Прянишников был женат (с ноября 1818 г.) на Вере Александровне Леонрод (ум. 24-го апреля 1872 г., на 67 г.), воспитаннице Александры Петровны Хвостовой, рожд. Херасковой, поклоннице Лабзина, в ложе которого «Умирающий Сфинкс», основанной в 1800 году, Прянишников долгое время был членом и секретарем (Воспоминания А. Е. Лабзиной. С предисловием и примечаниями Б. Л. Модзалевского. С.-Пб. 1903, стр. 129).
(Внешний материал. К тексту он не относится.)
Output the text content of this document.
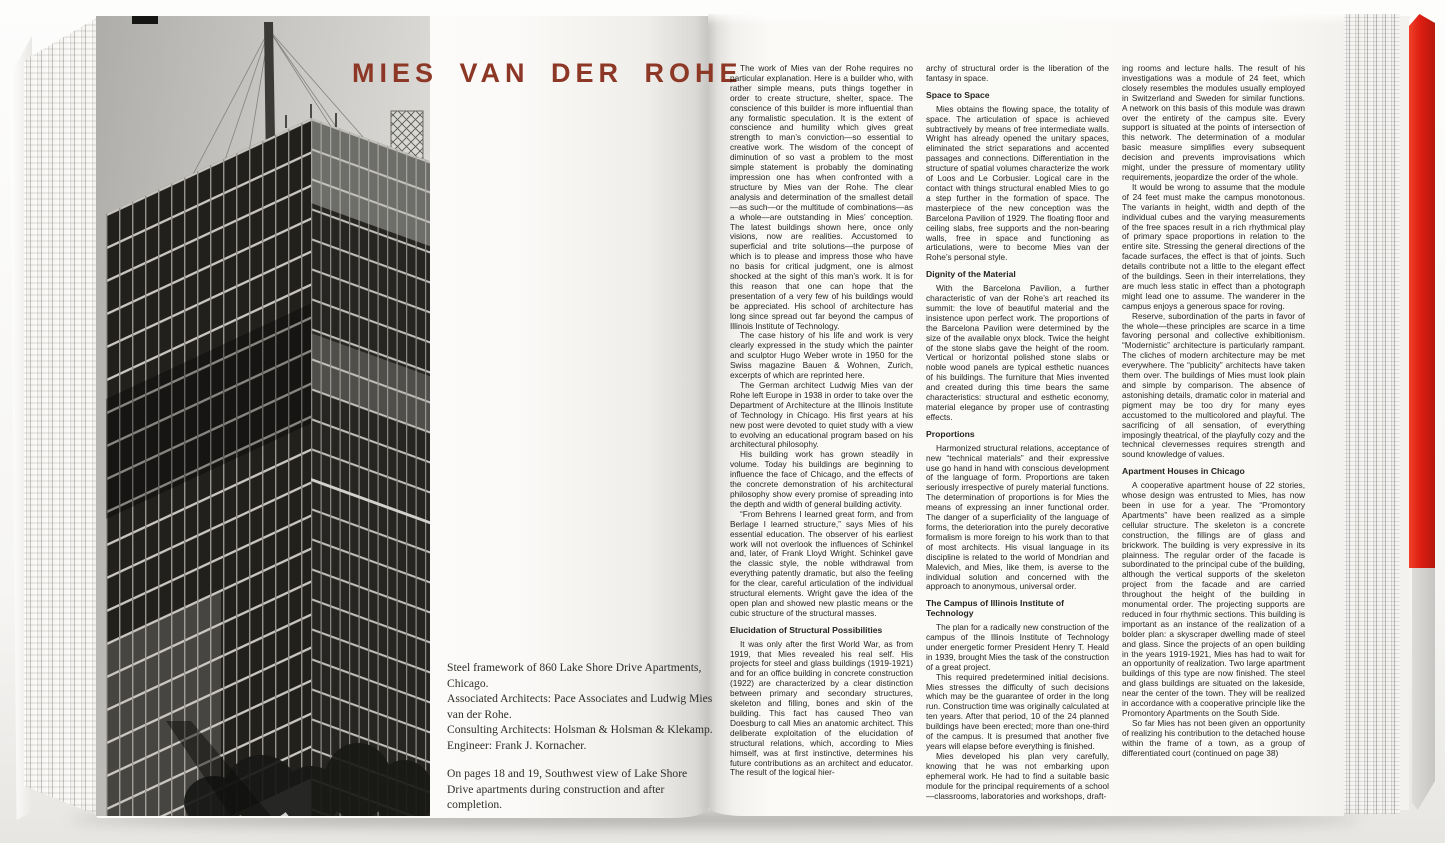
MIES VAN DER ROHE

Steel framework of 860 Lake Shore Drive Apartments, Chicago.

Associated Architects: Pace Associates and Ludwig Mies van der Rohe.

Consulting Architects: Holsman & Holsman & Klekamp.

Engineer: Frank J. Kornacher.

On pages 18 and 19, Southwest view of Lake Shore Drive apartments during construction and after completion.

The work of Mies van der Rohe requires no particular explanation. Here is a builder who, with rather simple means, puts things together in order to create structure, shelter, space. The conscience of this builder is more influential than any formalistic speculation. It is the extent of conscience and humility which gives great strength to man’s conviction—so essential to creative work. The wisdom of the concept of diminution of so vast a problem to the most simple statement is probably the dominating impression one has when confronted with a structure by Mies van der Rohe. The clear analysis and determination of the smallest detail—as such—or the multitude of combinations—as a whole—are outstanding in Mies’ conception. The latest buildings shown here, once only visions, now are realities. Accustomed to superficial and trite solutions—the purpose of which is to please and impress those who have no basis for critical judgment, one is almost shocked at the sight of this man’s work. It is for this reason that one can hope that the presentation of a very few of his buildings would be appreciated. His school of architecture has long since spread out far beyond the campus of Illinois Institute of Technology.
The case history of his life and work is very clearly expressed in the study which the painter and sculptor Hugo Weber wrote in 1950 for the Swiss magazine Bauen & Wohnen, Zurich, excerpts of which are reprinted here.
The German architect Ludwig Mies van der Rohe left Europe in 1938 in order to take over the Department of Architecture at the Illinois Institute of Technology in Chicago. His first years at his new post were devoted to quiet study with a view to evolving an educational program based on his architectural philosophy.
His building work has grown steadily in volume. Today his buildings are beginning to influence the face of Chicago, and the effects of the concrete demonstration of his architectural philosophy show every promise of spreading into the depth and width of general building activity.
“From Behrens I learned great form, and from Berlage I learned structure,” says Mies of his essential education. The observer of his earliest work will not overlook the influences of Schinkel and, later, of Frank Lloyd Wright. Schinkel gave the classic style, the noble withdrawal from everything patently dramatic, but also the feeling for the clear, careful articulation of the individual structural elements. Wright gave the idea of the open plan and showed new plastic means or the cubic structure of the structural masses.
Elucidation of Structural Possibilities
It was only after the first World War, as from 1919, that Mies revealed his real self. His projects for steel and glass buildings (1919-1921) and for an office building in concrete construction (1922) are characterized by a clear distinction between primary and secondary structures, skeleton and filling, bones and skin of the building. This fact has caused Theo van Doesburg to call Mies an anatomic architect. This deliberate exploitation of the elucidation of structural relations, which, according to Mies himself, was at first instinctive, determines his future contributions as an architect and educator. The result of the logical hier-
archy of structural order is the liberation of the fantasy in space.
Space to Space
Mies obtains the flowing space, the totality of space. The articulation of space is achieved subtractively by means of free intermediate walls. Wright has already opened the unitary spaces, eliminated the strict separations and accented passages and connections. Differentiation in the structure of spatial volumes characterize the work of Loos and Le Corbusier. Logical care in the contact with things structural enabled Mies to go a step further in the formation of space. The masterpiece of the new conception was the Barcelona Pavilion of 1929. The floating floor and ceiling slabs, free supports and the non-bearing walls, free in space and functioning as articulations, were to become Mies van der Rohe’s personal style.
Dignity of the Material
With the Barcelona Pavilion, a further characteristic of van der Rohe’s art reached its summit: the love of beautiful material and the insistence upon perfect work. The proportions of the Barcelona Pavilion were determined by the size of the available onyx block. Twice the height of the stone slabs gave the height of the room. Vertical or horizontal polished stone slabs or noble wood panels are typical esthetic nuances of his buildings. The furniture that Mies invented and created during this time bears the same characteristics: structural and esthetic economy, material elegance by proper use of contrasting effects.
Proportions
Harmonized structural relations, acceptance of new “technical materials” and their expressive use go hand in hand with conscious development of the language of form. Proportions are taken seriously irrespective of purely material functions. The determination of proportions is for Mies the means of expressing an inner functional order. The danger of a superficiality of the language of forms, the deterioration into the purely decorative formalism is more foreign to his work than to that of most architects. His visual language in its discipline is related to the world of Mondrian and Malevich, and Mies, like them, is averse to the individual solution and concerned with the approach to anonymous, universal order.
The Campus of Illinois Institute of Technology
The plan for a radically new construction of the campus of the Illinois Institute of Technology under energetic former President Henry T. Heald in 1939, brought Mies the task of the construction of a great project.
This required predetermined initial decisions. Mies stresses the difficulty of such decisions which may be the guarantee of order in the long run. Construction time was originally calculated at ten years. After that period, 10 of the 24 planned buildings have been erected; more than one-third of the campus. It is presumed that another five years will elapse before everything is finished.
Mies developed his plan very carefully, knowing that he was not embarking upon ephemeral work. He had to find a suitable basic module for the principal requirements of a school—classrooms, laboratories and workshops, draft-
ing rooms and lecture halls. The result of his investigations was a module of 24 feet, which closely resembles the modules usually employed in Switzerland and Sweden for similar functions. A network on this basis of this module was drawn over the entirety of the campus site. Every support is situated at the points of intersection of this network. The determination of a modular basic measure simplifies every subsequent decision and prevents improvisations which might, under the pressure of momentary utility requirements, jeopardize the order of the whole.
It would be wrong to assume that the module of 24 feet must make the campus monotonous. The variants in height, width and depth of the individual cubes and the varying measurements of the free spaces result in a rich rhythmical play of primary space proportions in relation to the entire site. Stressing the general directions of the facade surfaces, the effect is that of joints. Such details contribute not a little to the elegant effect of the buildings. Seen in their interrelations, they are much less static in effect than a photograph might lead one to assume. The wanderer in the campus enjoys a generous space for roving.
Reserve, subordination of the parts in favor of the whole—these principles are scarce in a time favoring personal and collective exhibitionism. “Modernistic” architecture is particularly rampant. The cliches of modern architecture may be met everywhere. The “publicity” architects have taken them over. The buildings of Mies must look plain and simple by comparison. The absence of astonishing details, dramatic color in material and pigment may be too dry for many eyes accustomed to the multicolored and playful. The sacrificing of all sensation, of everything imposingly theatrical, of the playfully cozy and the technical clevernesses requires strength and sound knowledge of values.
Apartment Houses in Chicago
A cooperative apartment house of 22 stories, whose design was entrusted to Mies, has now been in use for a year. The “Promontory Apartments” have been realized as a simple cellular structure. The skeleton is a concrete construction, the fillings are of glass and brickwork. The building is very expressive in its plainness. The regular order of the facade is subordinated to the principal cube of the building, although the vertical supports of the skeleton project from the facade and are carried throughout the height of the building in monumental order. The projecting supports are reduced in four rhythmic sections. This building is important as an instance of the realization of a bolder plan: a skyscraper dwelling made of steel and glass. Since the projects of an open building in the years 1919-1921, Mies has had to wait for an opportunity of realization. Two large apartment buildings of this type are now finished. The steel and glass buildings are situated on the lakeside, near the center of the town. They will be realized in accordance with a cooperative principle like the Promontory Apartments on the South Side.
So far Mies has not been given an opportunity of realizing his contribution to the detached house within the frame of a town, as a group of differentiated court (continued on page 38)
Коллежский ассессор Владимир Филиппович Пфеллер состоял при VI-й экспедиции петербургского Почтамта, как «чиновник, знающий иностранные языки»; впоследствии он служил в Министерстве внутренних дел а в 1857-1862 гг. был Подольским губернатором. Умер в конце 1885 или в начале 1886 г. (Архив Капитула орденов). Пфеллер был сын страсбургского уроженца Филиппа-Фридриха Пфеллер, который состоял доктором при лазарете московского Почтамта.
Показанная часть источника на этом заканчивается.